Jurate Akstakalnyte, the manager at Chicago-based Ashland Glass Co., says she liked what President Obama had to say during Tuesday night’s State of the Union address.
“I thought he made some pretty good points,” says Akstakalnyte. “It wasn’t really anything new.”
The nationally televised annual speech highlighted a number of hot-button issues that are extremely pertinent to small businesses all over, including glass companies. Chief among them were a proposed minimum federal wage increase, comprehensive tax reform and immigration reform. Other topics included energy efficiency and making sure college remains an option financially for everyone.

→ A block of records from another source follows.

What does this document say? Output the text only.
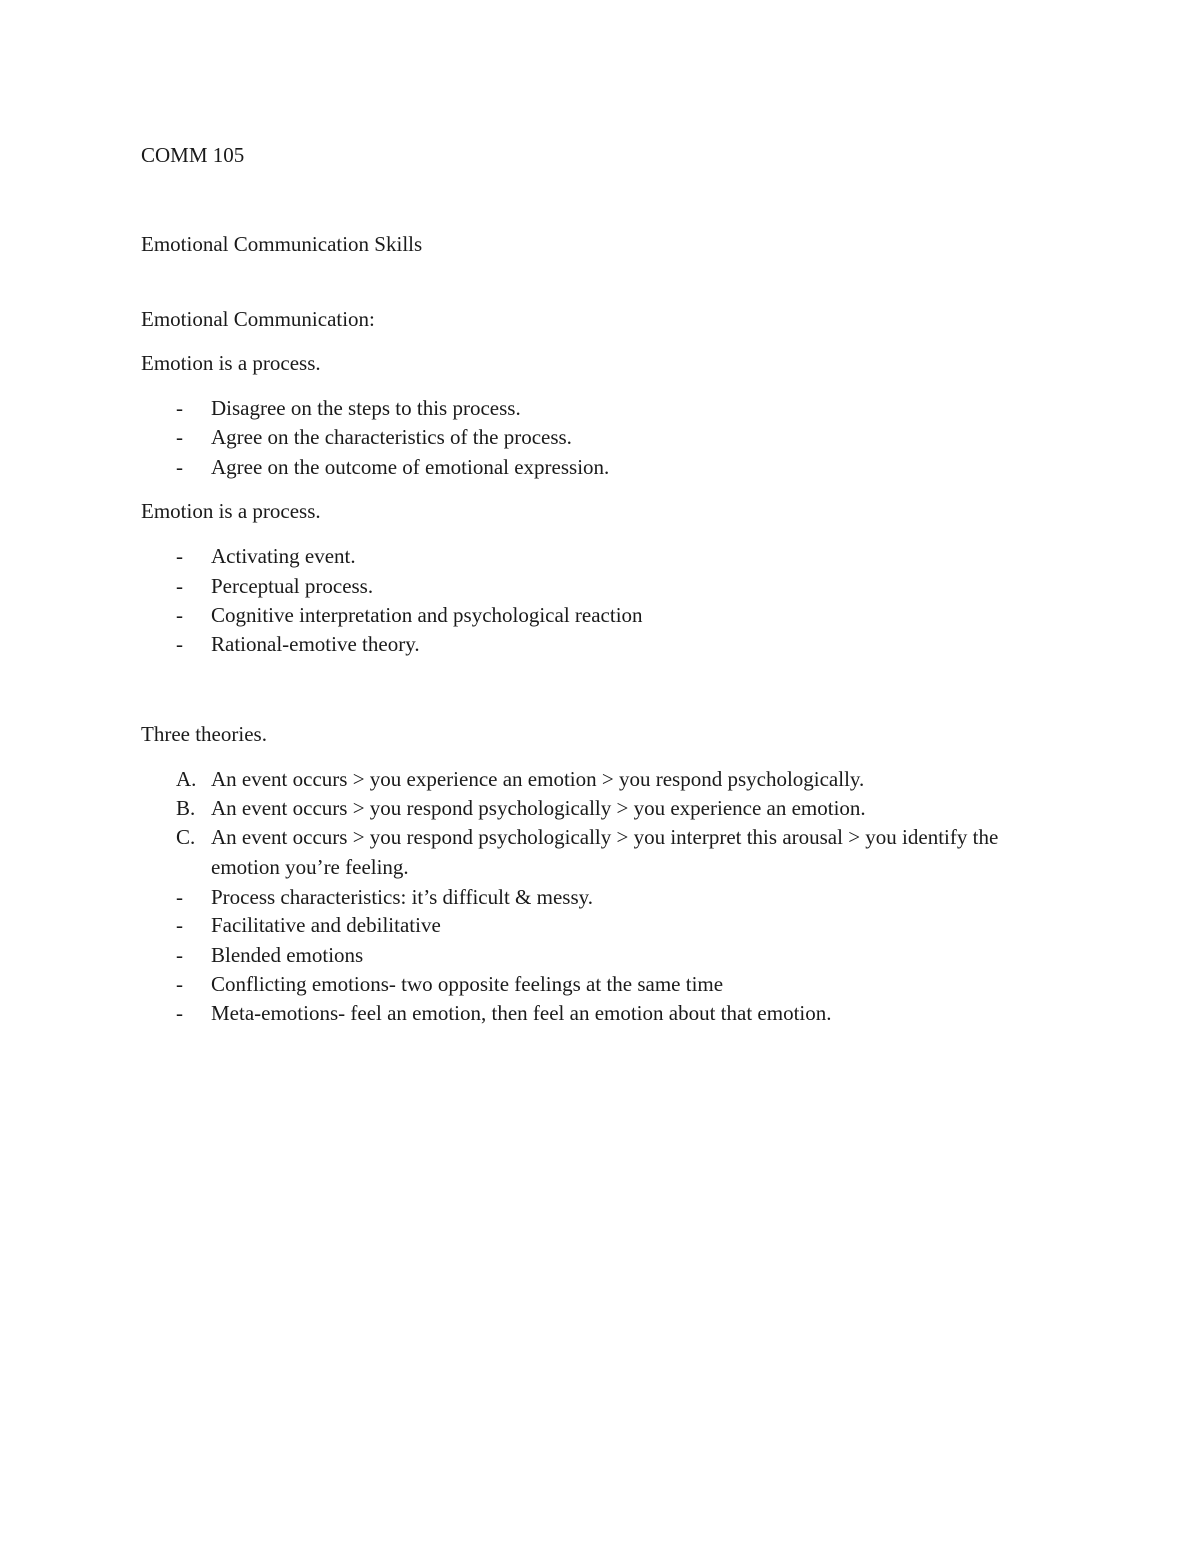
COMM 105
Emotional Communication Skills
Emotional Communication:
Emotion is a process.
- Disagree on the steps to this process.
- Agree on the characteristics of the process.
- Agree on the outcome of emotional expression.
Emotion is a process.
- Activating event.
- Perceptual process.
- Cognitive interpretation and psychological reaction
- Rational-emotive theory.
Three theories.
A. An event occurs > you experience an emotion > you respond psychologically.
B. An event occurs > you respond psychologically > you experience an emotion.
C. An event occurs > you respond psychologically > you interpret this arousal > you identify the emotion you’re feeling.
- Process characteristics: it’s difficult & messy.
- Facilitative and debilitative
- Blended emotions
- Conflicting emotions- two opposite feelings at the same time
- Meta-emotions- feel an emotion, then feel an emotion about that emotion.
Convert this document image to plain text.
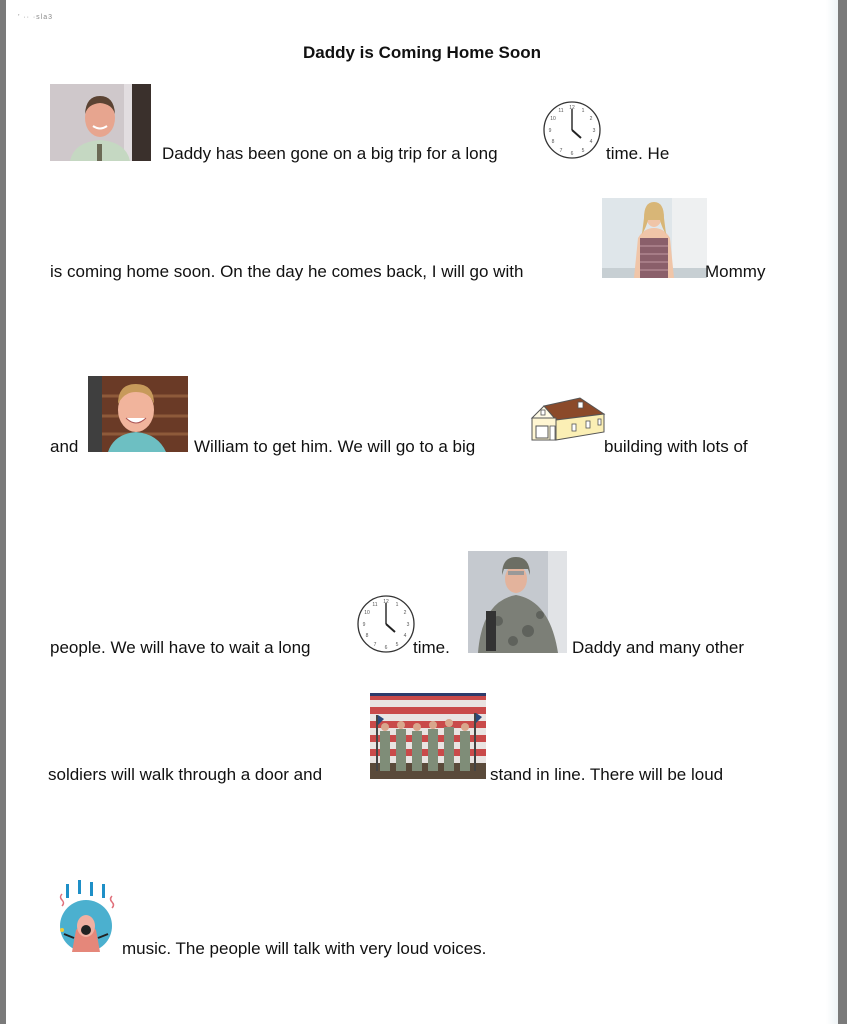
’ ·· ·sla3
Daddy is Coming Home Soon
Daddy has been gone on a big trip for a long
12 1
2
3
4
5
6
7
8
9
10
11
time. He
is coming home soon. On the day he comes back, I will go with	Mommy
and	William to get him. We will go to a big	building with lots of
people. We will have to wait a long
12 1
2
3
4
5
6
7
8
9
10
11
time.	Daddy and many other
soldiers will walk through a door and	stand in line. There will be loud
music. The people will talk with very loud voices.
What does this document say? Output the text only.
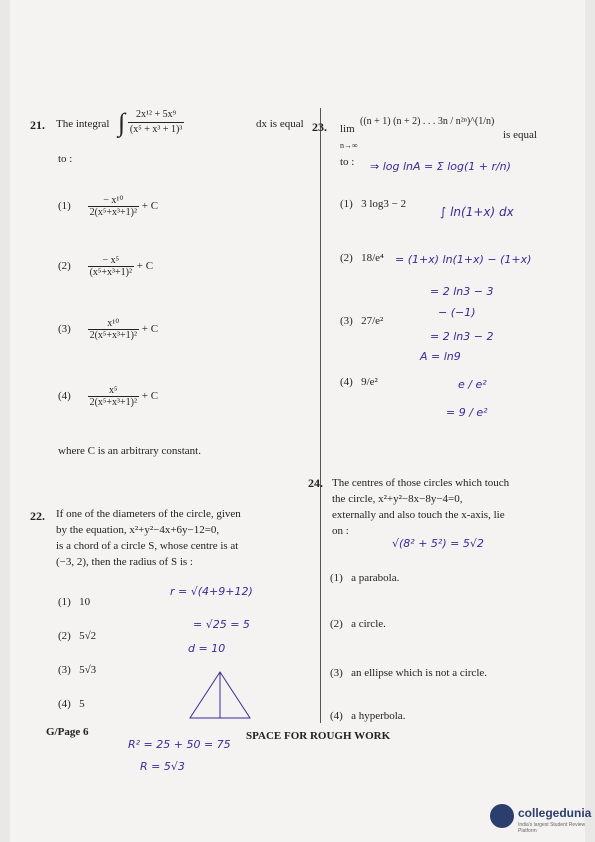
21. The integral ∫ $\frac{\text{2x¹² + 5x⁹}}{\text{(x⁵ + x³ + 1)³}}$	dx is equal
to :
$(1) \frac{\text{− x¹⁰}}{\text{2(x⁵+x³+1)²}} + C$
$(2) \frac{\text{− x⁵}}{\text{(x⁵+x³+1)²}} + C$
$(3) \frac{\text{x¹⁰}}{\text{2(x⁵+x³+1)²}} + C$
$(4) \frac{\text{x⁵}}{\text{2(x⁵+x³+1)²}} + C$
where C is an arbitrary constant.
22. If one of the diameters of the circle, given
by the equation, x²+y²−4x+6y−12=0,
is a chord of a circle S, whose centre is at
(−3, 2), then the radius of S is :
(1) 10
(2) 5√2
(3) 5√3
(4) 5
23. lim
n→∞
((n + 1) (n + 2) . . . 3n / n²ⁿ)^(1/n)
is equal
to :
(1) 3 log3 − 2
(2) 18/e⁴
(3) 27/e²
(4) 9/e²
24. The centres of those circles which touch
the circle, x²+y²−8x−8y−4=0,
externally and also touch the x-axis, lie
on :
(1) a parabola.
(2) a circle.
(3) an ellipse which is not a circle.
(4) a hyperbola.
⇒ log lnA = Σ log(1 + r/n)
∫ ln(1+x) dx
= (1+x) ln(1+x) − (1+x)
= 2 ln3 − 3
− (−1)
= 2 ln3 − 2
A = ln9
e / e²
= 9 / e²
√(8² + 5²) = 5√2
r = √(4+9+12)
= √25 = 5
d = 10
R² = 25 + 50 = 75
R = 5√3
G/Page 6	SPACE FOR ROUGH WORK
collegedunia
India's largest Student Review Platform
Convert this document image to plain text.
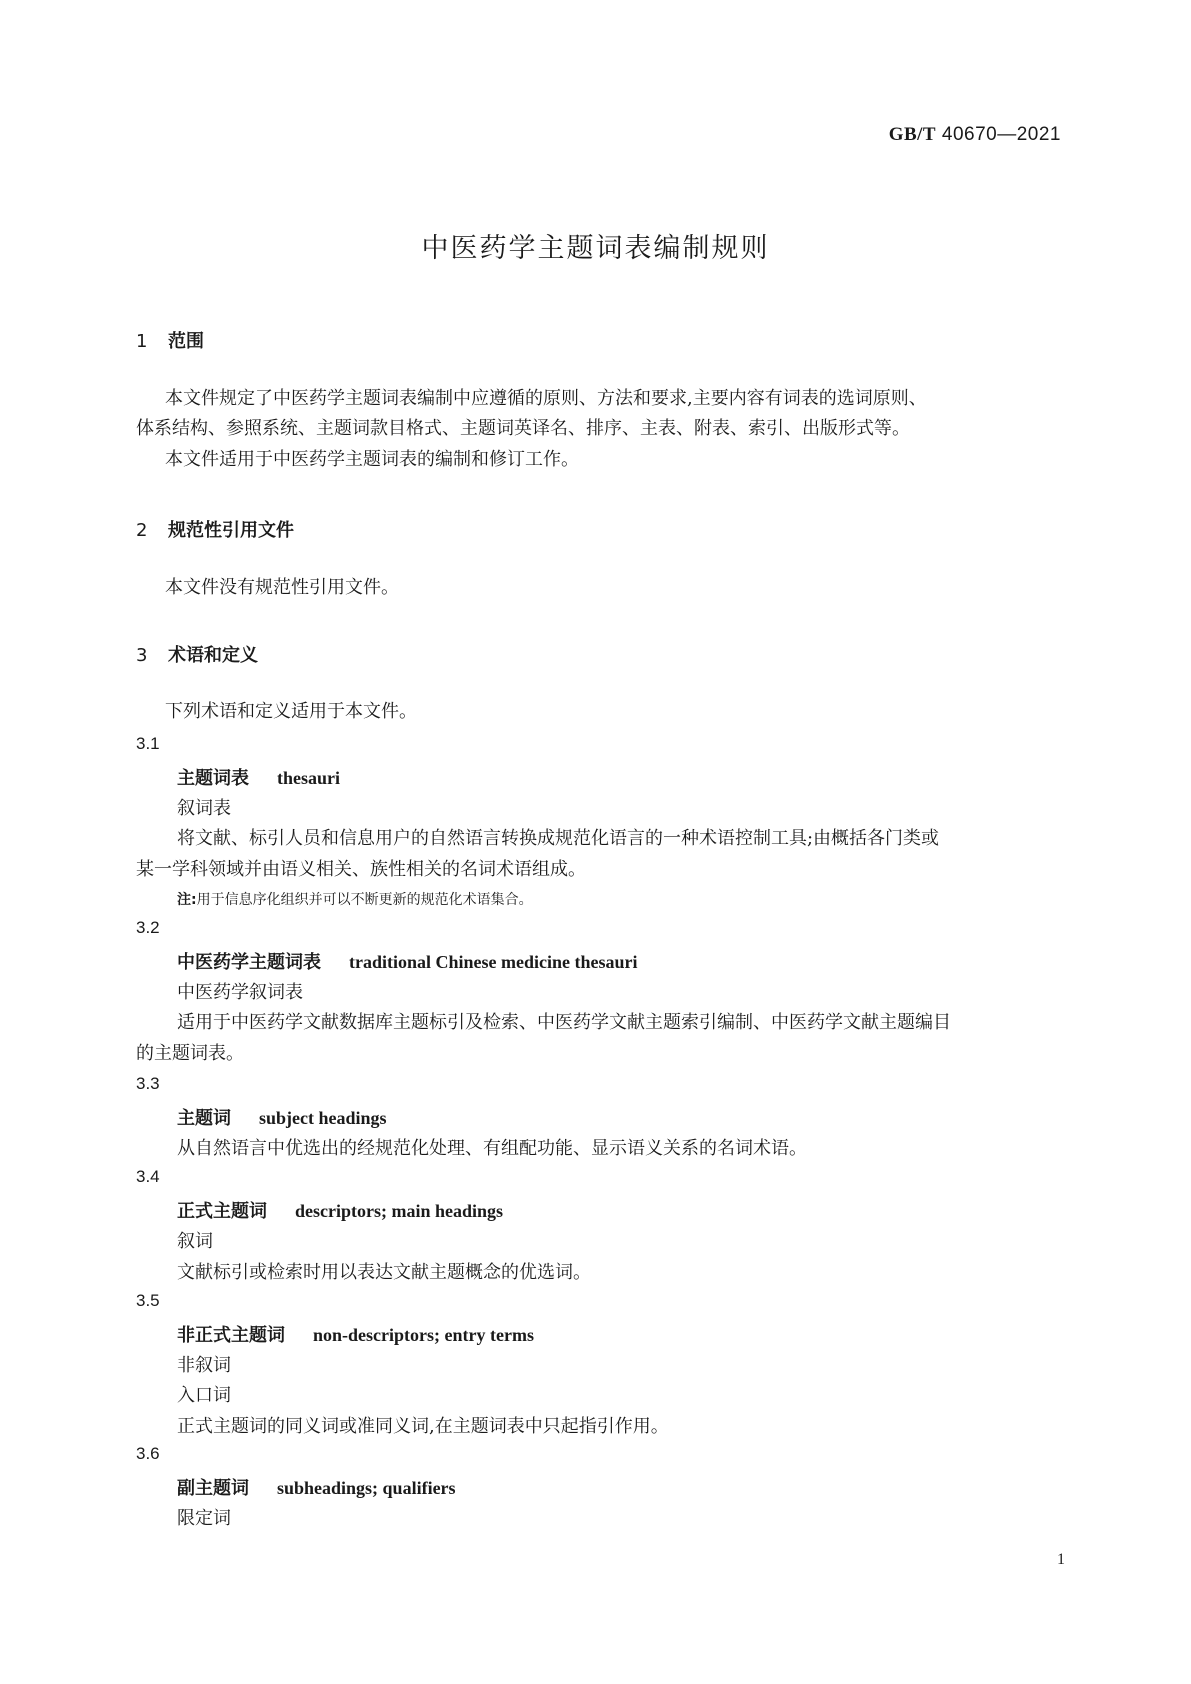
GB/T 40670—2021
中医药学主题词表编制规则
1 范围
本文件规定了中医药学主题词表编制中应遵循的原则、方法和要求,主要内容有词表的选词原则、
体系结构、参照系统、主题词款目格式、主题词英译名、排序、主表、附表、索引、出版形式等。
本文件适用于中医药学主题词表的编制和修订工作。
2 规范性引用文件
本文件没有规范性引用文件。
3 术语和定义
下列术语和定义适用于本文件。
3.1
主题词表 thesauri
叙词表
将文献、标引人员和信息用户的自然语言转换成规范化语言的一种术语控制工具;由概括各门类或
某一学科领域并由语义相关、族性相关的名词术语组成。
注:用于信息序化组织并可以不断更新的规范化术语集合。
3.2
中医药学主题词表 traditional Chinese medicine thesauri
中医药学叙词表
适用于中医药学文献数据库主题标引及检索、中医药学文献主题索引编制、中医药学文献主题编目
的主题词表。
3.3
主题词 subject headings
从自然语言中优选出的经规范化处理、有组配功能、显示语义关系的名词术语。
3.4
正式主题词 descriptors; main headings
叙词
文献标引或检索时用以表达文献主题概念的优选词。
3.5
非正式主题词 non-descriptors; entry terms
非叙词
入口词
正式主题词的同义词或准同义词,在主题词表中只起指引作用。
3.6
副主题词 subheadings; qualifiers
限定词
1
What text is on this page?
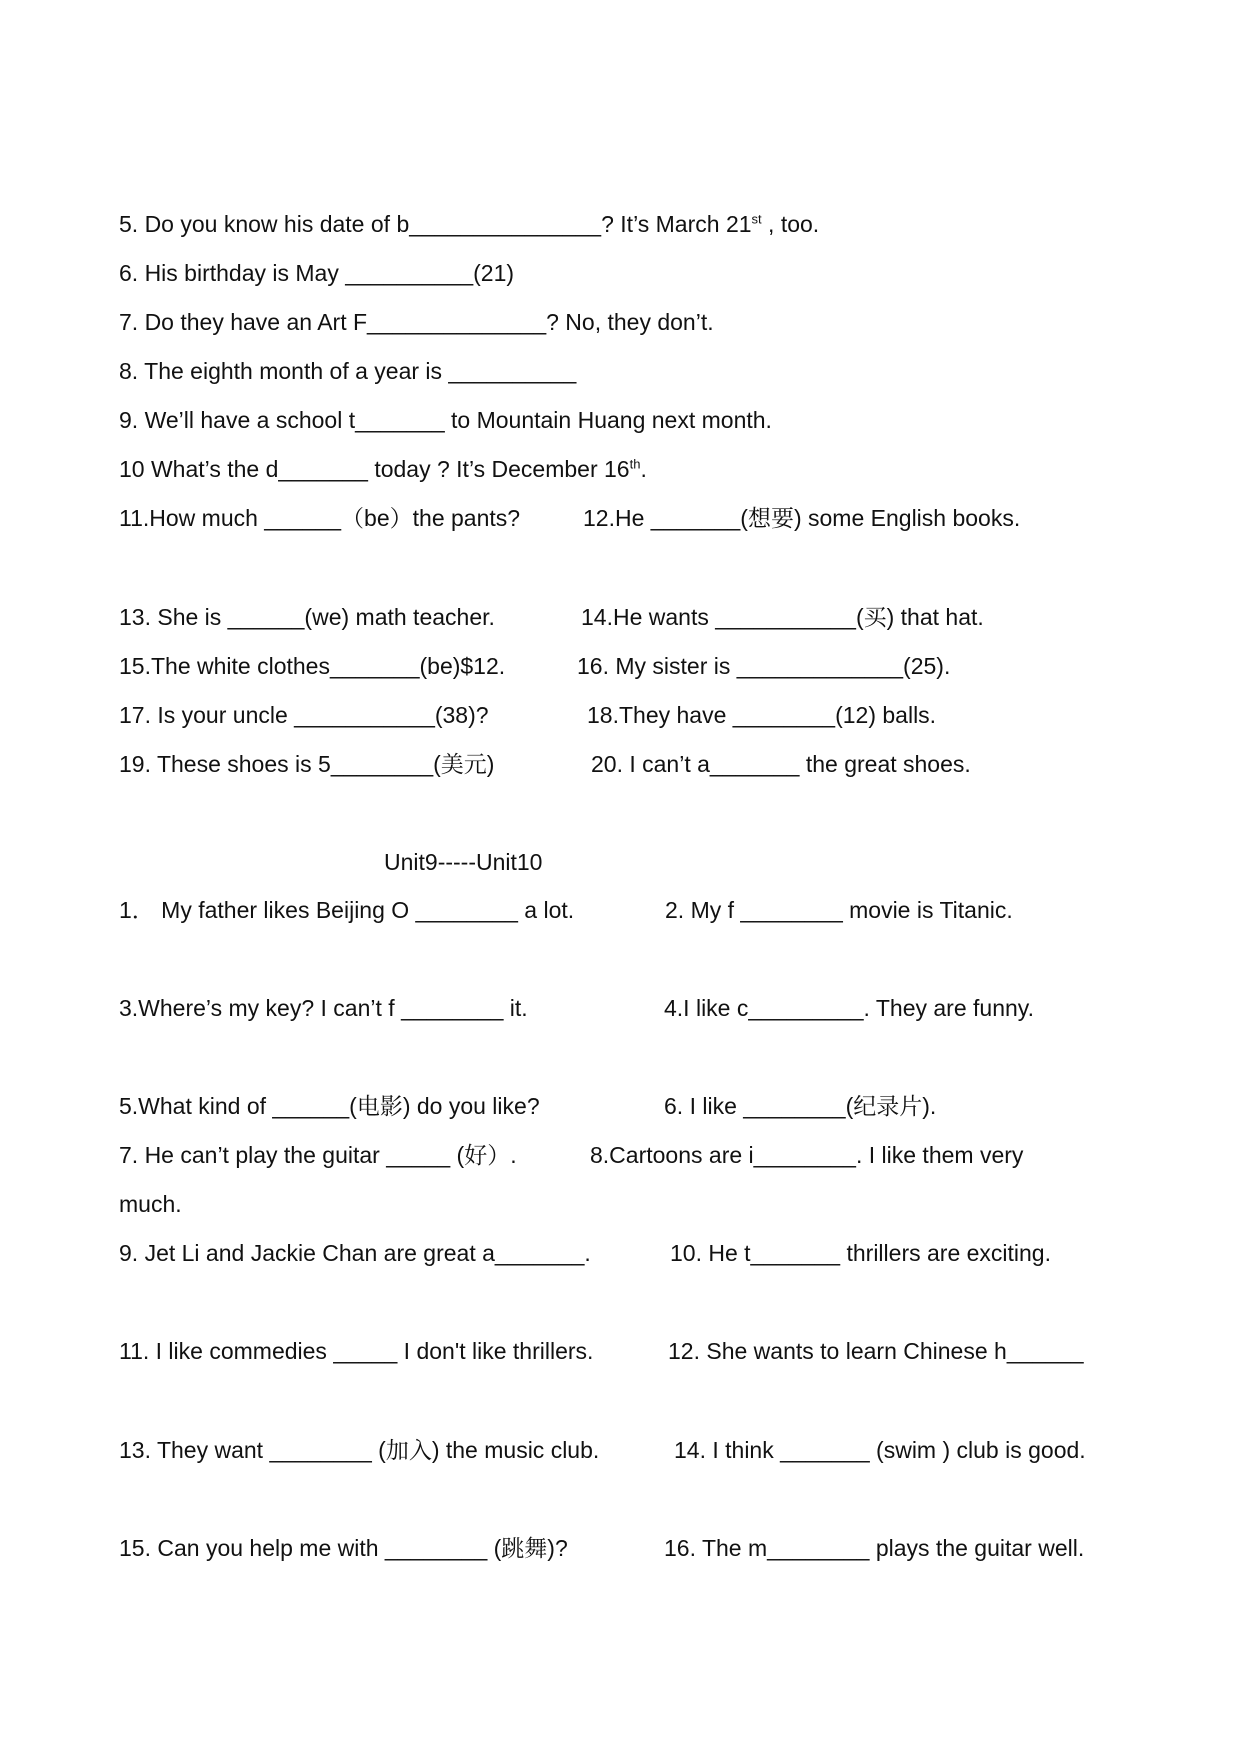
5. Do you know his date of b_______________? It’s March 21st , too.
6. His birthday is May __________(21)
7. Do they have an Art F______________? No, they don’t.
8. The eighth month of a year is __________
9. We’ll have a school t_______ to Mountain Huang next month.
10 What’s the d_______ today ? It’s December 16th.
11.How much ______（be）the pants?	12.He _______(想要) some English books.
13. She is ______(we) math teacher.	14.He wants ___________(买) that hat.
15.The white clothes_______(be)$12.	16. My sister is _____________(25).
17. Is your uncle ___________(38)?	18.They have ________(12) balls.
19. These shoes is 5________(美元)	20. I can’t a_______ the great shoes.
Unit9-----Unit10
1． My father likes Beijing O ________ a lot.	2. My f ________ movie is Titanic.
3.Where’s my key? I can’t f ________ it.	4.I like c_________. They are funny.
5.What kind of ______(电影) do you like?	6. I like ________(纪录片).
7. He can’t play the guitar _____ (好）.	8.Cartoons are i________. I like them very
much.
9. Jet Li and Jackie Chan are great a_______.	10. He t_______ thrillers are exciting.
11. I like commedies _____ I don't like thrillers.	12. She wants to learn Chinese h______
13. They want ________ (加入) the music club.	14. I think _______ (swim ) club is good.
15. Can you help me with ________ (跳舞)?	16. The m________ plays the guitar well.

John Arensmeyer, founder and CEO of the Small Business Majority, a small business advocacy organization, lauded the president’s promises to the American people.
“The president’s State of the Union address touched on many of small business owners’ key concerns, particularly increasing consumer demand by strengthening the middle class, fixing our broken immigration system and continuing to grow the economy through innovation and investments in clean energy,” Arensmeyer says.
Small businesses have long been valued as the backbone of the economy because they employ nearly half the private sector workforce and are responsible for the creation of two out of three new jobs in the U.S.
The American Institute of Architects (AIA) says it welcomes all measures designed to improve the economy and better facilitate the rebuilding from a devastating recession.
“The president’s focus on economic mobility is timely, considering that the architecture profession is struggling to recover from the Great Recession,” says Robert Ivy, the AIA’s CEO. “That’s why we are encouraged to hear the president talk about energy and college affordability in such an explicit way.”
Not everybody feels the same, however, with what the government has planned. Susan Kraus, the owner of Liberty Glass Co. in Perryville, Mo., says she was in a meeting and missed most of the speech, but didn’t seem thrilled about the details that got back to her, especially the increase of minimum wages.
She probably spoke for a lot of small business owners when she opined that running a small business is hard enough without added expense.
“It’s going to hurt,” she predicts. “It’ll just be another of those things you’ll have to add to the overall costs.”